Et puis, comme le montre les chiffres (Service Statistique Ministériel de la Sécurité Intérieure – SSMSI, bases des victimes de crimes et délits enregistrés par la police et la gendarmerie 2016 à 2020), il apparait que les femmes sont davantage touchées par le non-respect du consentement que les hommes. La question de la pression sociale et des normes selon le genre s’évoque au sein de plusieurs groupes. Une jeune invoque la notion de « femme objet », la femme dénigrée par les garçons avec les autres garçons. Dans un des groupes, plusieurs jeunes filles se saisissent de cet espace pour dénoncer la manière dont certains garçons parlent des filles dans leur groupe d’ami, pour paraître « fort » aux yeux des autres. Elles expriment leur ras-le-bol face à cette réalité, il y a des inégalités comportementales liées au genre d’appartenance. Cela nous a également permis de rebondir sur la notion de performance pouvant s’exprimer et faire pression dans les groupes de garçons.

Et tout cela a des conséquences, ce que toutes les classes sont venues souligner. Si le consentement n’est pas respecté, « On peut perdre confiance en nous » relève une jeune, « on peut être très mal ».

Alors, qu’est-ce que l’on peut faire ?

Les jeunes s’expriment, il faut « faire attention à la personne ». Le consentement c’est avoir conscience de l’autre mais aussi de soi dans les désirs que l’on a et savoir gérer sa « frustration », sans la faire peser sur l’autre.

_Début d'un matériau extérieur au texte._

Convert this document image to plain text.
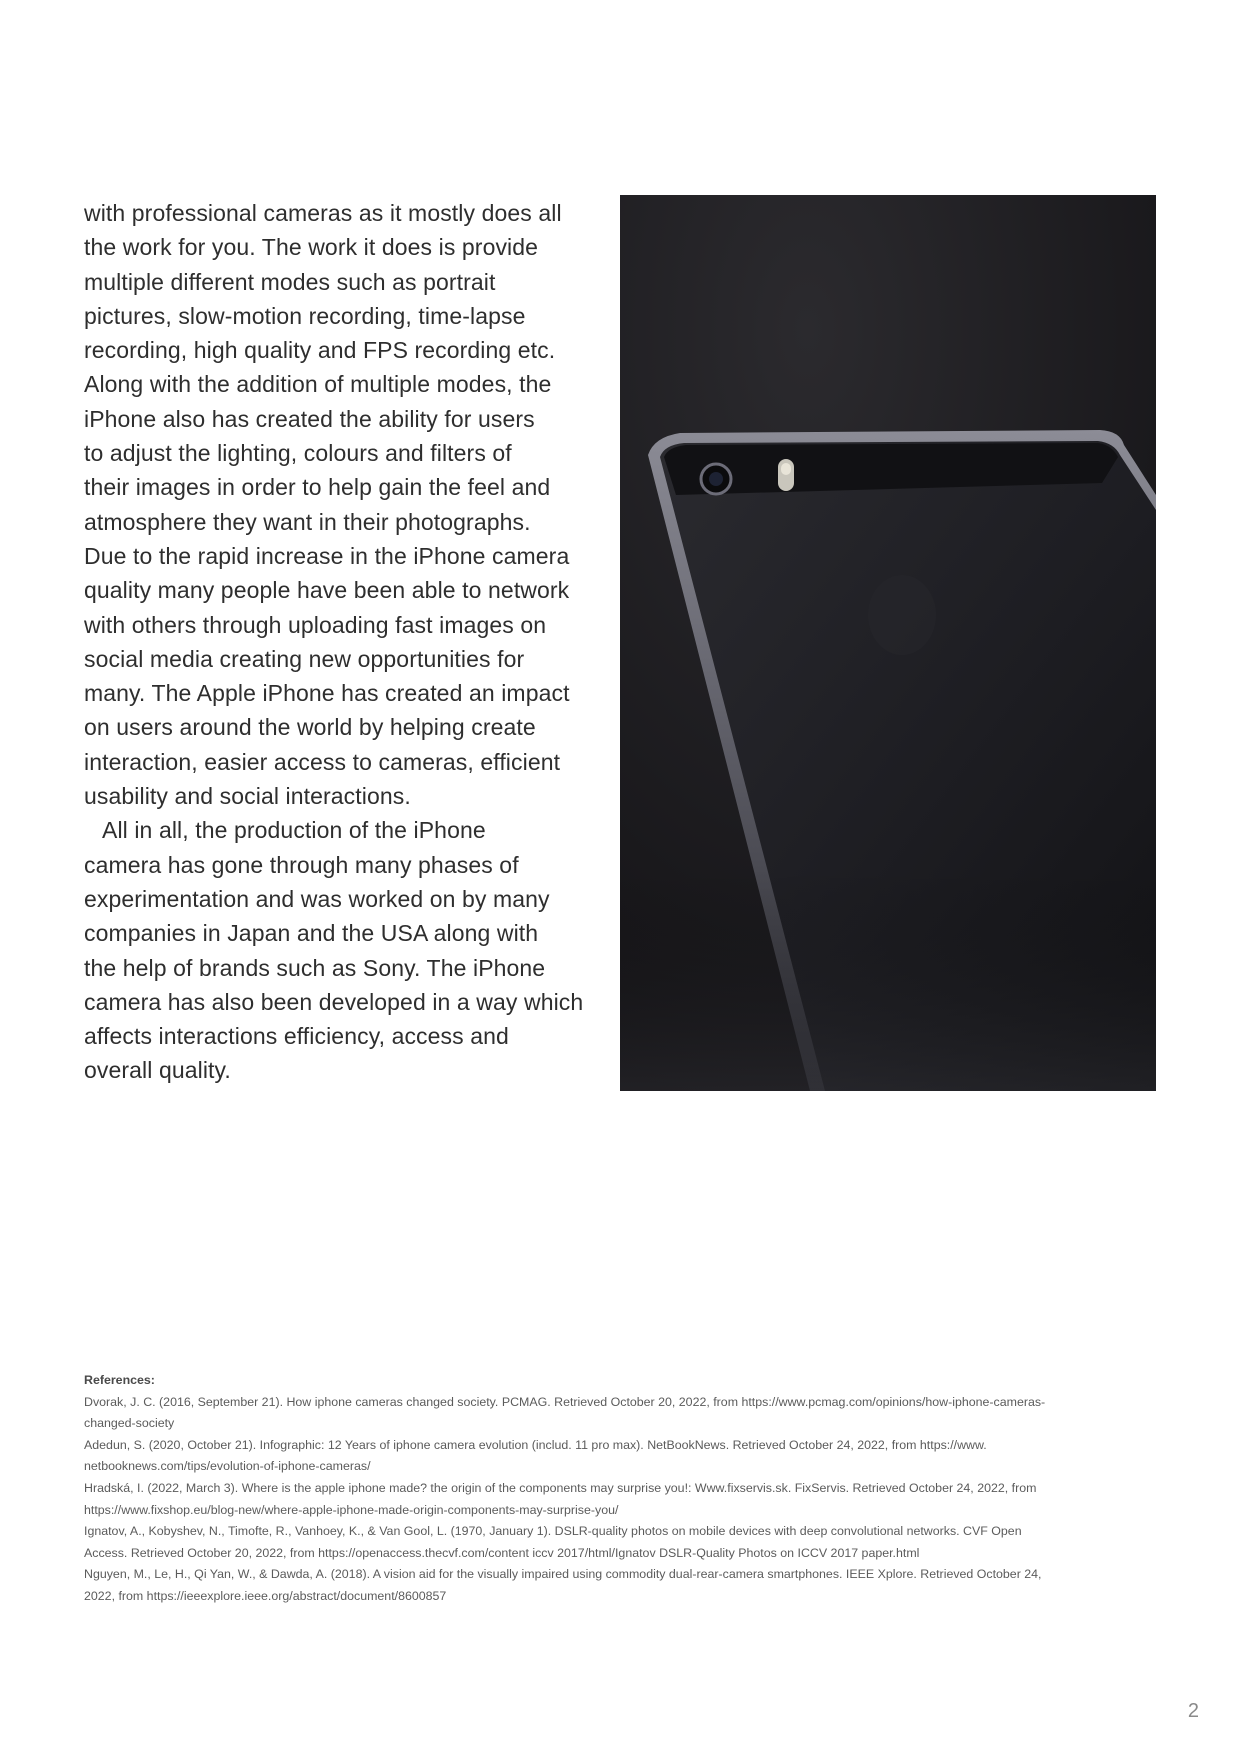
with professional cameras as it mostly does all
the work for you. The work it does is provide
multiple different modes such as portrait
pictures, slow-motion recording, time-lapse
recording, high quality and FPS recording etc.
Along with the addition of multiple modes, the
iPhone also has created the ability for users
to adjust the lighting, colours and filters of
their images in order to help gain the feel and
atmosphere they want in their photographs.
Due to the rapid increase in the iPhone camera
quality many people have been able to network
with others through uploading fast images on
social media creating new opportunities for
many. The Apple iPhone has created an impact
on users around the world by helping create
interaction, easier access to cameras, efficient
usability and social interactions.
All in all, the production of the iPhone
camera has gone through many phases of
experimentation and was worked on by many
companies in Japan and the USA along with
the help of brands such as Sony. The iPhone
camera has also been developed in a way which
affects interactions efficiency, access and
overall quality.
References:
Dvorak, J. C. (2016, September 21). How iphone cameras changed society. PCMAG. Retrieved October 20, 2022, from https://www.pcmag.com/opinions/how-iphone-cameras-
changed-society
Adedun, S. (2020, October 21). Infographic: 12 Years of iphone camera evolution (includ. 11 pro max). NetBookNews. Retrieved October 24, 2022, from https://www.
netbooknews.com/tips/evolution-of-iphone-cameras/
Hradská, I. (2022, March 3). Where is the apple iphone made? the origin of the components may surprise you!: Www.fixservis.sk. FixServis. Retrieved October 24, 2022, from
https://www.fixshop.eu/blog-new/where-apple-iphone-made-origin-components-may-surprise-you/
Ignatov, A., Kobyshev, N., Timofte, R., Vanhoey, K., & Van Gool, L. (1970, January 1). DSLR-quality photos on mobile devices with deep convolutional networks. CVF Open
Access. Retrieved October 20, 2022, from https://openaccess.thecvf.com/content iccv 2017/html/Ignatov DSLR-Quality Photos on ICCV 2017 paper.html
Nguyen, M., Le, H., Qi Yan, W., & Dawda, A. (2018). A vision aid for the visually impaired using commodity dual-rear-camera smartphones. IEEE Xplore. Retrieved October 24,
2022, from https://ieeexplore.ieee.org/abstract/document/8600857
2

Le consentement, c’est « avoir l’accord de l’autre sans insister », « que le partenaire respecte nos volontés », « une volonté réciproque ». Le consentement c’est la « compréhension » de soi et de l’autre.

Une jeune fille explique qu’il faut « apprendre à savoir dire non », qu’il ne faut pas avoir peur de cela. Pour plusieurs jeunes savoir dire non c’est évident, mais il faut aussi savoir le permettre, l’entendre et le respecter chez l’autre.

Pour prévenir le consentement, une jeune finit par résumé « Il faut entendre, observer et comprendre l’autre ».

La responsabilisation et la conscientisation pour prévenir le consentement

Les échanges, pluriels et différents en fonction de la dynamique et de la participation des groupes, sont venus témoigner de la nécessité de parler de consentement. C’est un principe central dans la découverte et le développement de la vie affective et sexuelle. Il nous a semblé important dans nos interventions de souligner les notions de responsabilisation, individuelle et collective, mais aussi celle de témoin actif. Le consentement forme un enjeu complexe et très actuel où tout le monde a quelque chose à en dire et à agir.